How many angels can dance at the end of a road? I thought madly, and felt my mind break from its moorings.
He stepped close to me and tenderly, gingerly untied the scarlet bowtie at my neck. His nose almost touched the line of my jaw. His thick cologne bit my nose and the sound of his labored breath rasped my ears. His friends unbuttoned my topcoat with civility but no care. They pulled it off, sleeve by sleeve, then he untucked my shirt and began to unbutton it. His friends untied the cummerbund at my back and I reflexively clasped the coin to my belly to keep it from falling. I held it there, fearing more for its safety than my own as he removed my bra. The diseased yellow light wanted nothing to do with their faces, instead slathering itself over my bared skin. The light lay on me like a sick and sleeping cat, hot and heavy and itching.
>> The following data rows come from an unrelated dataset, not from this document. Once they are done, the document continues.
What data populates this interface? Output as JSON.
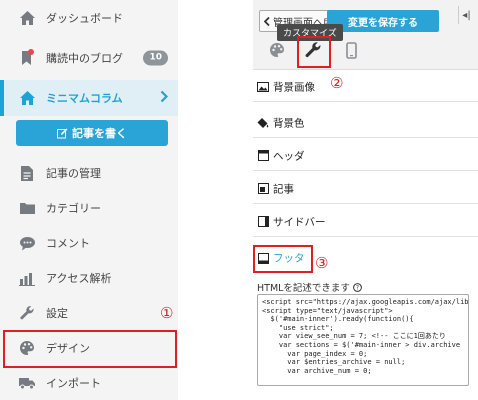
{
  "sidebar": {
    "items": [
      {
        "label": "ダッシュボード",
        "icon": "home-icon"
      },
      {
        "label": "購読中のブログ",
        "icon": "bookmark-icon",
        "badge": "10"
      },
      {
        "label": "ミニマムコラム",
        "icon": "blog-home-icon"
      },
      {
        "label": "記事の管理",
        "icon": "document-icon"
      },
      {
        "label": "カテゴリー",
        "icon": "folder-icon"
      },
      {
        "label": "コメント",
        "icon": "comment-icon"
      },
      {
        "label": "アクセス解析",
        "icon": "chart-icon"
      },
      {
        "label": "設定",
        "icon": "wrench-icon"
      },
      {
        "label": "デザイン",
        "icon": "palette-icon"
      },
      {
        "label": "インポート",
        "icon": "truck-icon"
      }
    ],
    "write_button": "記事を書く"
  },
  "editor": {
    "back_button": "管理画面へ戻る",
    "save_button": "変更を保存する",
    "collapse_button": "◂|",
    "tooltip": "カスタマイズ",
    "tabs": [
      {
        "icon": "palette-icon"
      },
      {
        "icon": "wrench-icon"
      },
      {
        "icon": "mobile-icon"
      }
    ],
    "sections": [
      {
        "label": "背景画像",
        "icon": "image-icon"
      },
      {
        "label": "背景色",
        "icon": "paint-bucket-icon"
      },
      {
        "label": "ヘッダ",
        "icon": "header-layout-icon"
      },
      {
        "label": "記事",
        "icon": "article-layout-icon"
      },
      {
        "label": "サイドバー",
        "icon": "sidebar-layout-icon"
      },
      {
        "label": "フッタ",
        "icon": "footer-layout-icon"
      }
    ],
    "html_label": "HTMLを記述できます",
    "code": "<script src=\"https://ajax.googleapis.com/ajax/libs\n<script type=\"text/javascript\">\n  $('#main-inner').ready(function(){\n    \"use strict\";\n    var view_see_num = 7; <!-- ここに1回あたり\n    var sections = $('#main-inner > div.archive\n      var page_index = 0;\n      var $entries_archive = null;\n      var archive_num = 0;"
  },
  "annotations": [
    "①",
    "②",
    "③"
  ],
  "colors": {
    "accent": "#2aa3d6",
    "annotation_red": "#e02020",
    "sidebar_bg": "#f4f4f4",
    "active_bg": "#e0eff6"
  }
}
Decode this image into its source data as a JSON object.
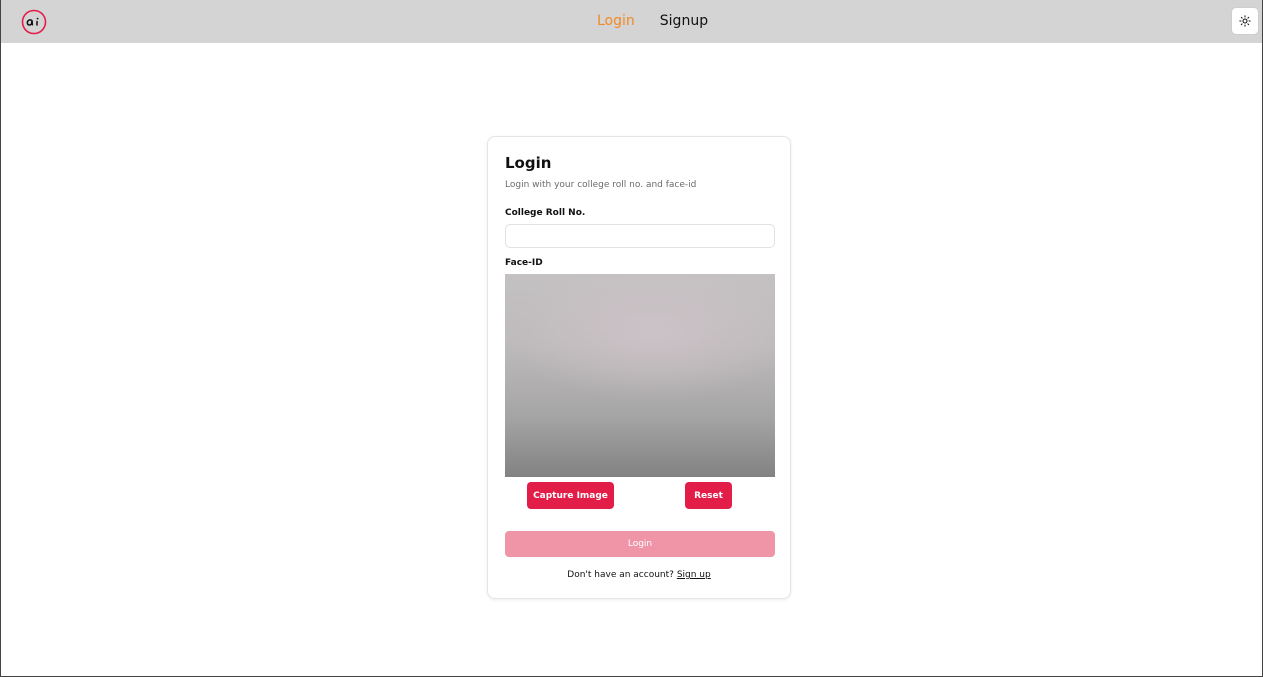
{
  "navbar": {
    "links": [
      {
        "label": "Login",
        "active": true
      },
      {
        "label": "Signup",
        "active": false
      }
    ],
    "logo_icon": "ai-logo-icon",
    "theme_icon": "sun-icon"
  },
  "login_card": {
    "title": "Login",
    "subtitle": "Login with your college roll no. and face-id",
    "roll_label": "College Roll No.",
    "roll_value": "",
    "roll_placeholder": "",
    "face_label": "Face-ID",
    "capture_label": "Capture Image",
    "reset_label": "Reset",
    "login_label": "Login",
    "signup_prompt": "Don't have an account?",
    "signup_link": "Sign up"
  },
  "colors": {
    "accent": "#e11d48",
    "accent_disabled": "#f094a8",
    "active_nav": "#f08a24",
    "navbar_bg": "#d4d4d4"
  }
}
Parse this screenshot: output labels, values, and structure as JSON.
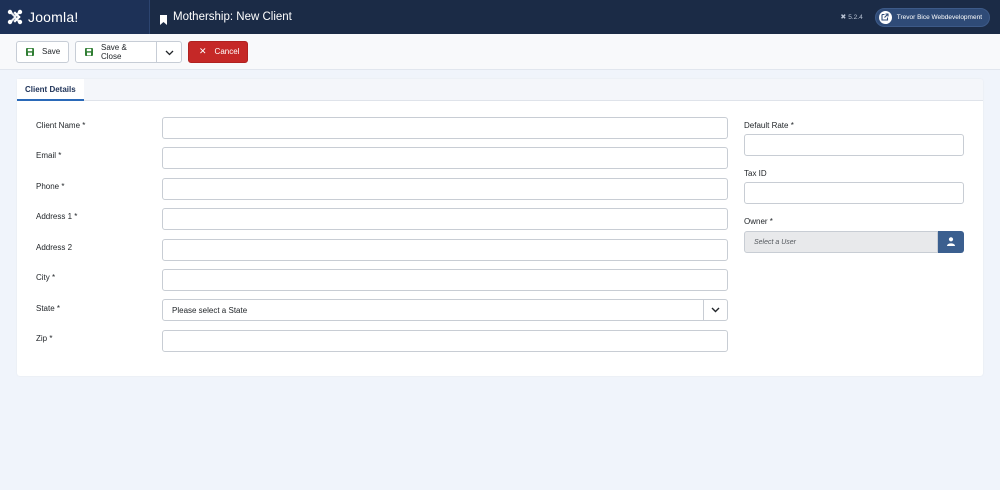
{
  "header": {
    "logo_text": "Joomla!",
    "page_title": "Mothership: New Client",
    "version": "5.2.4",
    "site_button": "Trevor Bice Webdevelopment"
  },
  "toolbar": {
    "save_label": "Save",
    "save_close_label": "Save & Close",
    "cancel_label": "Cancel"
  },
  "tabs": [
    {
      "label": "Client Details",
      "active": true
    }
  ],
  "form": {
    "client_name_label": "Client Name *",
    "email_label": "Email *",
    "phone_label": "Phone *",
    "address1_label": "Address 1 *",
    "address2_label": "Address 2",
    "city_label": "City *",
    "state_label": "State *",
    "state_value": "Please select a State",
    "zip_label": "Zip *",
    "default_rate_label": "Default Rate *",
    "tax_id_label": "Tax ID",
    "owner_label": "Owner *",
    "owner_placeholder": "Select a User"
  },
  "colors": {
    "header_bg": "#1b2b46",
    "accent": "#2a69b8",
    "cancel": "#c52827",
    "user_button": "#3b5f8f",
    "save_icon": "#2f7d32"
  }
}
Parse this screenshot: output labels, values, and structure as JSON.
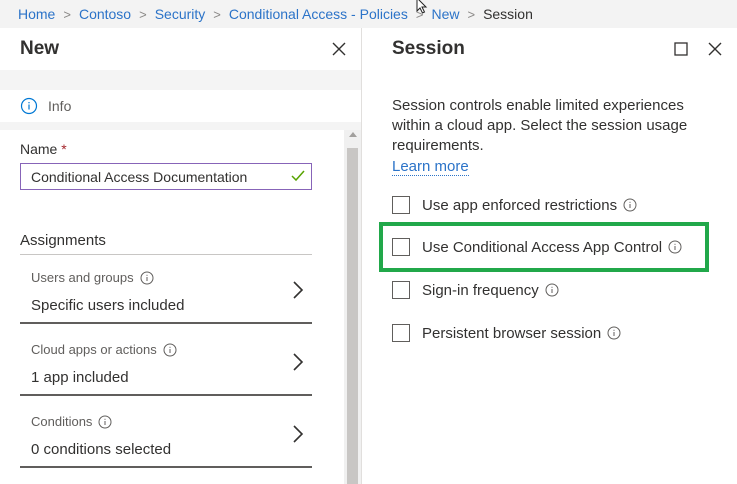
{
  "breadcrumb": {
    "items": [
      "Home",
      "Contoso",
      "Security",
      "Conditional Access - Policies",
      "New",
      "Session"
    ],
    "separator": ">"
  },
  "left_blade": {
    "title": "New",
    "info_label": "Info",
    "name_label": "Name",
    "required_mark": "*",
    "name_value": "Conditional Access Documentation",
    "assignments_heading": "Assignments",
    "assignments": [
      {
        "label": "Users and groups",
        "value": "Specific users included"
      },
      {
        "label": "Cloud apps or actions",
        "value": "1 app included"
      },
      {
        "label": "Conditions",
        "value": "0 conditions selected"
      }
    ]
  },
  "right_blade": {
    "title": "Session",
    "description": "Session controls enable limited experiences within a cloud app. Select the session usage requirements.",
    "learn_more": "Learn more",
    "options": [
      {
        "label": "Use app enforced restrictions",
        "checked": false
      },
      {
        "label": "Use Conditional Access App Control",
        "checked": false,
        "highlighted": true
      },
      {
        "label": "Sign-in frequency",
        "checked": false
      },
      {
        "label": "Persistent browser session",
        "checked": false
      }
    ]
  },
  "colors": {
    "link": "#2b73c8",
    "highlight_box": "#21a84a",
    "input_focus_border": "#8764b8",
    "required": "#a4262c"
  }
}
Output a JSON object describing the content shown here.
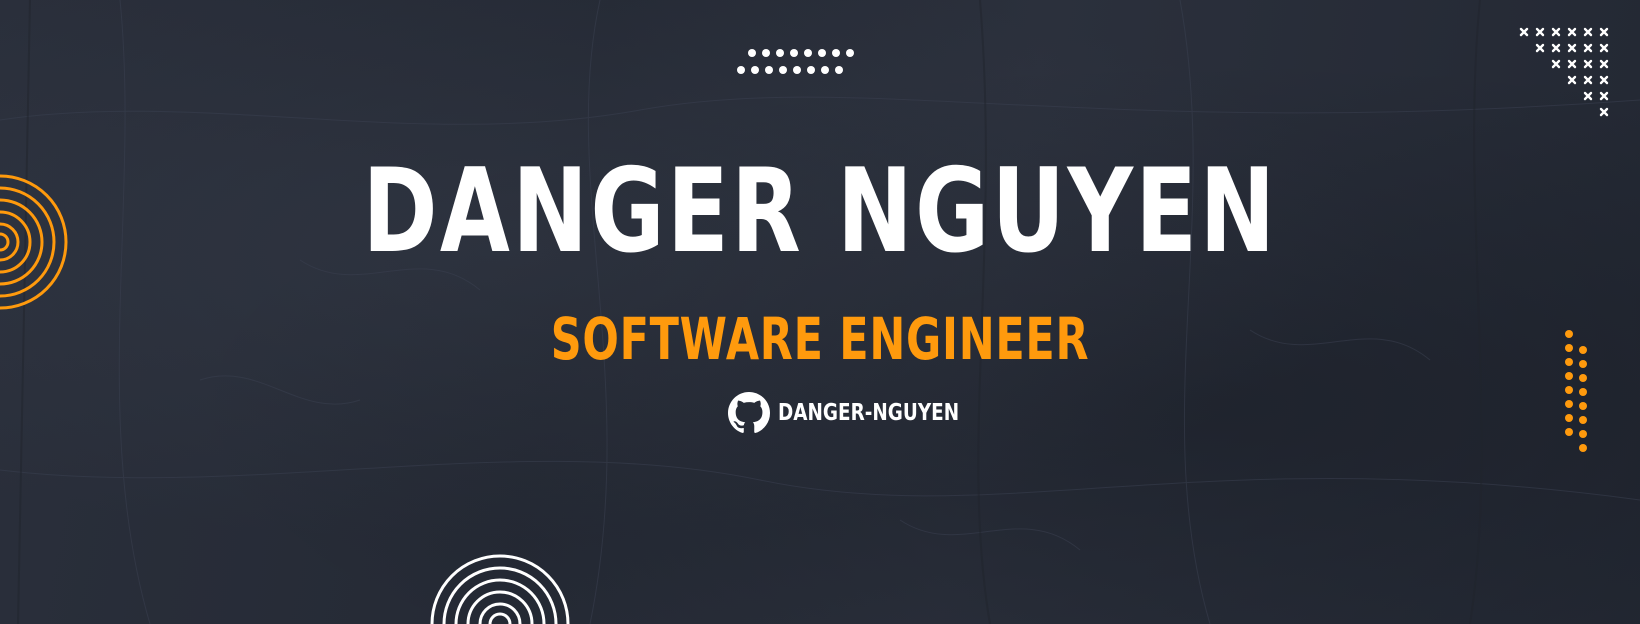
{
  "banner": {
    "name": "DANGER NGUYEN",
    "title": "SOFTWARE ENGINEER",
    "github_handle": "DANGER-NGUYEN",
    "github_icon": "github-icon"
  },
  "colors": {
    "background": "#272c38",
    "name_text": "#ffffff",
    "accent": "#ff9a0d",
    "handle_text": "#ffffff"
  },
  "decorations": {
    "top_dot_grid": "white-dot-grid",
    "top_right_cross_grid": "white-cross-grid",
    "left_spiral": "orange-spiral",
    "bottom_spiral": "white-spiral",
    "right_dot_column": "orange-dot-column"
  }
}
They stepped back, his friends, against the wall and into the thick shadow that suddenly grew there. Something drew my eyes to the point of road hundreds of miles in front of me, and again one of the ropes that anchored my mind snapped. There, crouched just below the horizon like the big brother of the light-cat asleep on my bare chest, was the source of the light. I knew in a moment it would rise like a bastard usurper son.
Suddenly I felt a bright flare of pain high on my side, near my right breast. He had slid a wicked-looking knife between my ribs. It slid in easily at first, dizzyingly easily, then hit resistance. He stopped, balked by my body, hesitant to continue. I thought, “Hurry up; it hurts. Put your back into it.” Then the not-sun’s yellow-grey light pierced the horizon and raced toward me faster than I could see. I stood with my naked top half, my breasts bare to the light but still I felt the knife go no deeper. I looked over at him. His eyes were closed.
Now I knew why he seemed too small… because he was lying down, asleep. Now I knew why nobody felt real; because nobody else was really there. It was only him and me in our bedroom. I lay in bed with a knife between my ribs, and I knew I had done it. The small sounds and squirms of my death may have reached him lying next to me, but he only stirred and moaned lightly. The pain of my body shutting down, little by little, was exquisite.
But then there was more than the pain. My body ceased shutting down (the knife fell from my side and clanged on the floor) and began to change. This was painful too, but painful as growing is. Itchy. Achy.
The pain abandoned me completely, and I felt new. I was aware that I had arms, legs, a body. Time. A mind. Strength. Teeth.
I took a breath. I was aware of heaven’s drawn-in experience like a brush of fine sand across my cheek.